8. En dernier lieu, aux termes de l'article L. 612-6 du code de l'entrée et du séjour des étrangers et du droit d'asile : " Lorsqu'aucun délai de départ volontaire n'a été accordé à l'étranger, l'autorité administrative assortit la décision portant obligation de quitter le territoire français d'une interdiction de retour sur le territoire français. Des circonstances humanitaires peuvent toutefois justifier que l'autorité administrative n'édicte pas d'interdiction de retour. / () ". Aux termes de l'article L. 612-10 de ce code : " Pour fixer la durée des interdictions de retour mentionnées aux articles L. 612-6 (..), l'autorité administrative tient compte de la durée de présence de l'étranger sur le territoire français, de la nature et de l'ancienneté de ses liens avec la France, de la circonstance qu'il a déjà fait l'objet ou non d'une mesure d'éloignement et de la menace pour l'ordre public que représente sa présence sur le territoire français. / () ".

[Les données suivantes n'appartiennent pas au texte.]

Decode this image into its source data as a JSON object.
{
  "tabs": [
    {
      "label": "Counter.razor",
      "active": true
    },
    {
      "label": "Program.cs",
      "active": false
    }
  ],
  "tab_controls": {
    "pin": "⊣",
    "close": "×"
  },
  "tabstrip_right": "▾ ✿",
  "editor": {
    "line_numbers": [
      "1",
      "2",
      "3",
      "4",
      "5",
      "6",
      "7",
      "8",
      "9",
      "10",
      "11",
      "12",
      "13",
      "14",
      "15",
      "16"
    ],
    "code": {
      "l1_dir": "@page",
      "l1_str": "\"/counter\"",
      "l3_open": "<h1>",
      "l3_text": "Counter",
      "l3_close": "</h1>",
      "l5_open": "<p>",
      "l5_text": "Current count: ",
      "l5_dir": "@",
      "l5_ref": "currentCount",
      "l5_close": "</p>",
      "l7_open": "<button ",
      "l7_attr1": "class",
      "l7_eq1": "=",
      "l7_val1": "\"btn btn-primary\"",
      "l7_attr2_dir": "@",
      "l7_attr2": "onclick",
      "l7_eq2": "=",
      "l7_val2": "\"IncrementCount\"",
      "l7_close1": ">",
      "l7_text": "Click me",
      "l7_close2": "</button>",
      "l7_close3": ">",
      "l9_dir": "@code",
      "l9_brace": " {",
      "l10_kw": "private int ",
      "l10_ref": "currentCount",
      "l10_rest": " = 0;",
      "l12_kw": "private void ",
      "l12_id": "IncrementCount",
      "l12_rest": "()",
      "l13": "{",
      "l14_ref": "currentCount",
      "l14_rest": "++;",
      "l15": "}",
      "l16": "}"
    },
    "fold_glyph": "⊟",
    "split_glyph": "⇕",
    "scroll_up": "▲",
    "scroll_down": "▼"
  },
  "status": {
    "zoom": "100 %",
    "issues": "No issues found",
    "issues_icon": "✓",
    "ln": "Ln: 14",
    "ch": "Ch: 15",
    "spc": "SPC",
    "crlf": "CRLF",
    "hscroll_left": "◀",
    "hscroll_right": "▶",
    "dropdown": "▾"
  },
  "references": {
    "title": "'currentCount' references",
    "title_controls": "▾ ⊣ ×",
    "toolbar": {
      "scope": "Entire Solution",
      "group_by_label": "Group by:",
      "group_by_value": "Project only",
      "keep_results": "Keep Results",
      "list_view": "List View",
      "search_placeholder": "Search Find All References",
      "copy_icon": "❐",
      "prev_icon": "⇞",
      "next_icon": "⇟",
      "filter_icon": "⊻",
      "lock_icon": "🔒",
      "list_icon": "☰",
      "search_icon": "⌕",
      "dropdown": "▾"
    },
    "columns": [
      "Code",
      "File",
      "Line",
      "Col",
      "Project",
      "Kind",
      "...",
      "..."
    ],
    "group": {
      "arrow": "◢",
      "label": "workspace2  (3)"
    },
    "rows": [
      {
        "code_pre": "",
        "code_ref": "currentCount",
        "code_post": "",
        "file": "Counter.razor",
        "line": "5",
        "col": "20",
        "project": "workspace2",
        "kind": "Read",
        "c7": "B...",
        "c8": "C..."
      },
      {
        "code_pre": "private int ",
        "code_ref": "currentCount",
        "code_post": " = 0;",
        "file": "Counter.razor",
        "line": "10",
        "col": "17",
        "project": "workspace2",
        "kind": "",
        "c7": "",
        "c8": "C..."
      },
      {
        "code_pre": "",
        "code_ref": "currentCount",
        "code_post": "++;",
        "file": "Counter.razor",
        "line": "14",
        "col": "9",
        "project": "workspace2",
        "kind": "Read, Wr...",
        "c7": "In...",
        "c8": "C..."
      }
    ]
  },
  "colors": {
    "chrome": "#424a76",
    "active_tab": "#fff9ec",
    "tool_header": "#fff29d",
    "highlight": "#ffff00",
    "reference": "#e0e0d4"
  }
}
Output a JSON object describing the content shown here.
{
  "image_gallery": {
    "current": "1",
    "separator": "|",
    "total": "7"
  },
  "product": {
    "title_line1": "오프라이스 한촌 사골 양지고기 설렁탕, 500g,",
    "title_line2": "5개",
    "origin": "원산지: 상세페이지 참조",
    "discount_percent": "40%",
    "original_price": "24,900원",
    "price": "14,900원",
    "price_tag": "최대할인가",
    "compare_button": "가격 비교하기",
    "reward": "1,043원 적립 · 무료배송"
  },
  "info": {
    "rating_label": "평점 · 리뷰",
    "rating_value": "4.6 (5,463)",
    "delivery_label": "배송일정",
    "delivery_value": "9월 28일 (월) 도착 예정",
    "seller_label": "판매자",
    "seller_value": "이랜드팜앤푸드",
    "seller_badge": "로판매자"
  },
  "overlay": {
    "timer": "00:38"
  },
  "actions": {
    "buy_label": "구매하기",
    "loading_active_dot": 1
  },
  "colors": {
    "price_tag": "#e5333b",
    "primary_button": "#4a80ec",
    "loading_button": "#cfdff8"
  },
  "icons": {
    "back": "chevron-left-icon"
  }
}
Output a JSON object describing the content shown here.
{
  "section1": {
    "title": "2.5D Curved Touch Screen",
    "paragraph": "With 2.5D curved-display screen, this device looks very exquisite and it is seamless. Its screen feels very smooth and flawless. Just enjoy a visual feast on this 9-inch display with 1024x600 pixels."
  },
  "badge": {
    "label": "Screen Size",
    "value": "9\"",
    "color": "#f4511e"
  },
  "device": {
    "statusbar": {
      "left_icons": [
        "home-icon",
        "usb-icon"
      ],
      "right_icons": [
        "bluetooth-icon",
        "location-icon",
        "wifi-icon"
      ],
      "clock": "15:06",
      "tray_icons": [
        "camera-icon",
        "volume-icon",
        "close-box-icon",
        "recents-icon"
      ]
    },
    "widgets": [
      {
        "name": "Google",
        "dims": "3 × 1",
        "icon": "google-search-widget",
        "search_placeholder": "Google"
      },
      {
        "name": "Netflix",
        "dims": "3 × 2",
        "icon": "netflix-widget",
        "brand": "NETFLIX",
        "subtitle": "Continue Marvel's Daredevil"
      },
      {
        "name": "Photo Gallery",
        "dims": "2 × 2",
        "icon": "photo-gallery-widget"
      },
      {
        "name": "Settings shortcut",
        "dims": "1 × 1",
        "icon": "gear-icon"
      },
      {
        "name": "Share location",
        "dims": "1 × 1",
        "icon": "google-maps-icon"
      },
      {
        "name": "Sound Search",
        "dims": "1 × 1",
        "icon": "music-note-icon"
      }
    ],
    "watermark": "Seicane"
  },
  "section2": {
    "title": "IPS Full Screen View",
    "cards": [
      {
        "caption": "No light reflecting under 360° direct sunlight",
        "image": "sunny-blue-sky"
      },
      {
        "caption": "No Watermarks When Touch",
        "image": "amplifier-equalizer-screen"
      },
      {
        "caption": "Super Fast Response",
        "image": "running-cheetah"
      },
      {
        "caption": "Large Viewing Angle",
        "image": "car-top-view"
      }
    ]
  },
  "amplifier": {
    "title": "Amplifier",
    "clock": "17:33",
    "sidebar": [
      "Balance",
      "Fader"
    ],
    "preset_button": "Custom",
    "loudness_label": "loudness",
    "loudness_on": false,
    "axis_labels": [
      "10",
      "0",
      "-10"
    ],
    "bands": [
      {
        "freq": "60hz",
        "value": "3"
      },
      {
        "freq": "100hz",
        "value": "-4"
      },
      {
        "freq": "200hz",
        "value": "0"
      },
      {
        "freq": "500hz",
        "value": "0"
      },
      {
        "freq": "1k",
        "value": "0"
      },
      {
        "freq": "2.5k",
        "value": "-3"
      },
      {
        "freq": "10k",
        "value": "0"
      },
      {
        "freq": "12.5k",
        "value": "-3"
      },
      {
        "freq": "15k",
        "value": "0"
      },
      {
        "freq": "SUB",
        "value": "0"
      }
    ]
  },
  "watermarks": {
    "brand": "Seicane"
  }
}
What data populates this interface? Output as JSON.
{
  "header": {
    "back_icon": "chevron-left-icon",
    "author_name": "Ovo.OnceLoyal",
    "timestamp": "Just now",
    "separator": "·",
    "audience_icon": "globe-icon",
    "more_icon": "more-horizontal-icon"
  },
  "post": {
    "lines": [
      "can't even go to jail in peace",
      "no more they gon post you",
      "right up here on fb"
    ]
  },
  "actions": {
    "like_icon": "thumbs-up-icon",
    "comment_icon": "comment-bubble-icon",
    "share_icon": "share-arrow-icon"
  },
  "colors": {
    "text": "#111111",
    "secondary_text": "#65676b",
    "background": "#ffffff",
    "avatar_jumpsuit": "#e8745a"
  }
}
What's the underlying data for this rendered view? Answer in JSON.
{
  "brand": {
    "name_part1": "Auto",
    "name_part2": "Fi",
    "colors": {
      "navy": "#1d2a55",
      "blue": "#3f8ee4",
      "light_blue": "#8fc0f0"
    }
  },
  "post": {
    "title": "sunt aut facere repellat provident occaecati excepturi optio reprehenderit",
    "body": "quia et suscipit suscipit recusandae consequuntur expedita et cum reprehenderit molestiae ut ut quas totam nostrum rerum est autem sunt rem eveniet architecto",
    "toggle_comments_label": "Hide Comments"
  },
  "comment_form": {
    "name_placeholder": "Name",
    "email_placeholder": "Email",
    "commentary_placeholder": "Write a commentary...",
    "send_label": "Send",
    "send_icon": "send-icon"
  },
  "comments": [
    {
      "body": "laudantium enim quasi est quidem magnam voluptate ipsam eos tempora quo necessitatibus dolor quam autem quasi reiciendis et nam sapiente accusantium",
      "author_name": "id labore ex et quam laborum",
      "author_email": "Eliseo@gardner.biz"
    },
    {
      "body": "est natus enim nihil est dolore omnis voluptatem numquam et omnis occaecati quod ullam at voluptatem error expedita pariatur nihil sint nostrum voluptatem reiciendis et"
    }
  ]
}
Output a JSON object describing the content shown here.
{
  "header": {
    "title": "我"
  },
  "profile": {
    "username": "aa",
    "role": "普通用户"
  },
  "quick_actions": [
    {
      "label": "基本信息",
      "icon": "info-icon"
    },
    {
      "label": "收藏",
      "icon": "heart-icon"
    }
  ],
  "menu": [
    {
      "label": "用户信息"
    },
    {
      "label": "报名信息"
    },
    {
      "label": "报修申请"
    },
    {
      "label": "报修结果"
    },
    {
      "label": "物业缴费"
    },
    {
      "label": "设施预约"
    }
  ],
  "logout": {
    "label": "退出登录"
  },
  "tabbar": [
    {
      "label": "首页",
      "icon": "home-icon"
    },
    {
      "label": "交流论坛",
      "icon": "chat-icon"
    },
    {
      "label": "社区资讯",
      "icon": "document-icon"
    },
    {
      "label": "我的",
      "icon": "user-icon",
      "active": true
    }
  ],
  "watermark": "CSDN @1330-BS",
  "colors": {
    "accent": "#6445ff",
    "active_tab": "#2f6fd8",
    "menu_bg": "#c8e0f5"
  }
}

9. Compte tenu des conditions d'entrée et de séjour en France de M. B telles qu'elles ont été énoncées au point 3, de la circonstance qu'il n'a jamais fait l'objet d'une précédente mesure d'éloignement et que son comportement ne constitue pas une menace à l'ordre public, le préfet du Nord n'a pas commis d'erreur d'appréciation en fixant à un an la durée de l'interdiction de retour sur le territoire français. Par suite, ce moyen doit être écarté.

10. Il résulte de tout ce qui précède que M. B n'est pas fondé à demander l'annulation de l'arrêté en date du 7 septembre 2023 par lequel le préfet du Nord lui a fait obligation de quitter le territoire français sans délai, a fixé le pays de destination de la mesure d'éloignement et lui a fait interdiction de retour pour une durée d'un an. Ses conclusions à fin d'injonction sous astreinte, ainsi que celles qu'il a présentées au titre des frais de l'instance, doivent, par voie de conséquence, être rejetées.

DÉCIDE :

Article 1er : La requête de M. B est rejetée.

Article 2 : Le présent jugement sera notifié à M. C B, à Me Aurélie Goemine et au préfet du Nord.

Lu en audience publique le 15 septembre 2023.

La magistrate désignée,

Signé

F. BONHOMMELe greffier

Signé

N. CARPENTIER

La République mande et ordonne au préfet du Nord en ce qui le concerne ou à tous commissaires de justice à ce requis en ce qui concerne les voies de droit commun contre les parties privées, de pourvoir à l'exécution du présent jugement.